Deoxycytidyl-deoxyguanosine (CpG) oligodeoxynucleotides (ODNs) are single strands of synthetic DNA that mimic bacterial and viral DNA. CpG ODNs are divided into three classes (CpG-A, -B, and -C), which differ in their sequence characteristics and immunomodulatory functions. All three classes signal through TLR9. TLRs and other pattern recognition receptors are under intense therapeutic targeting in attempts to modulate innate and adaptive immune responses with the purpose of treating human immunological disorders. CpG DNA has progressed from successful animal studies to clinical studies in the areas of vaccine adjuvants and therapies for infectious diseases, allergies, asthma, and cancer. The focus of this dissertation is to better understand how CpG ODNs modulate immune function on antigen presenting cells (APCs), particularly murine dendritic cells (DCs). The initial studies examine cross-presentation of particulate Ag by DCs in the presence of CpG ODNs. Cross-presentation plays a major role in driving an adaptive immune response following a pathogenic challenge and gives APCs the ability to activate an adaptive immune response in the absence of self-infection. CpG-B ODNs are not as efficacious as CpG-A and -C ODNs at inducing type-I IFN; however, they are as effective as the other two classes at stimulating MHC-I Ag cross-presentation, a type-I IFN dependent process.
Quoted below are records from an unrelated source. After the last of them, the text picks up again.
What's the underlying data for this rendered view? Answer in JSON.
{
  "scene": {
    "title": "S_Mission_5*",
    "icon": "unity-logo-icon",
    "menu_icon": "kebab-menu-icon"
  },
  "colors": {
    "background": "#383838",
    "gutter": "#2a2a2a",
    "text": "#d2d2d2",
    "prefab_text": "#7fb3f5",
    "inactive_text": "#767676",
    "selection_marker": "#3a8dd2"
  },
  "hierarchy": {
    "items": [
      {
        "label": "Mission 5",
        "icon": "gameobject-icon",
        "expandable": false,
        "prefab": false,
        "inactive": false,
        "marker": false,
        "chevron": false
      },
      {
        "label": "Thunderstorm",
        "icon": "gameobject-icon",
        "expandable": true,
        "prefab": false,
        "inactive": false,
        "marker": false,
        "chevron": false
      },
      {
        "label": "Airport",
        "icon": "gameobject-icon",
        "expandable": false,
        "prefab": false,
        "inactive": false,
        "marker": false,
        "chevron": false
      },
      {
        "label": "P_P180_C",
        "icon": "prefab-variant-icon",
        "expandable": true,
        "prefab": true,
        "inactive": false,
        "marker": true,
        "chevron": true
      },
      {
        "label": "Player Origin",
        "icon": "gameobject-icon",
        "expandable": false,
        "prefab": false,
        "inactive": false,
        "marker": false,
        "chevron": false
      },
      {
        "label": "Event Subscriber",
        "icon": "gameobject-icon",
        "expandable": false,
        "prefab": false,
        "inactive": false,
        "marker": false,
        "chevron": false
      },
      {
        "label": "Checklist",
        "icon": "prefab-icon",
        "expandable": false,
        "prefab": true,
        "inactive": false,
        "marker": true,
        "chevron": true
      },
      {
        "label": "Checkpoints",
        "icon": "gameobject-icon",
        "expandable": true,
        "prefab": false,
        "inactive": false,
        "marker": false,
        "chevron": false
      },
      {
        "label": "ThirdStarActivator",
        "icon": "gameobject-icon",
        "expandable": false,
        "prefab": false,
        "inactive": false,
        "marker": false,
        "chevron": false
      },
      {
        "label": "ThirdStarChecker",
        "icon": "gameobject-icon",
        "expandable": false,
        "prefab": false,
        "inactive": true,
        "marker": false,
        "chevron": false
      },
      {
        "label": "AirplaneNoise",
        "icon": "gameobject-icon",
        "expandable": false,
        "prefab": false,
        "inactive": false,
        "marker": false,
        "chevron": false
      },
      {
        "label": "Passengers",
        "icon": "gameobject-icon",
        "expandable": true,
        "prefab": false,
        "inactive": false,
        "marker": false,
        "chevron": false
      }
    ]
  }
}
These studies also demonstrate that high concentrations of CpG-B selectively inhibit production of type-I IFN induced by other Toll-like receptor (TLR)-9 agonists, as well as other MyD88-dependent and -independent TLR agonists and a non-TLR agonist. The final studies explore the mechanism(s) involved in CpG-B-induced inhibition of type-I IFN and conclude with the possibility that CpG-B, at high (inhibitory) concentrations, may signal via a novel non-TLR9 pathway. Collectively, these studies contribute to a better understanding of how CpG ODNs, particularly CpG-B, modulate DC function in the murine system, offering an additional approach to designing ODN therapies for human use.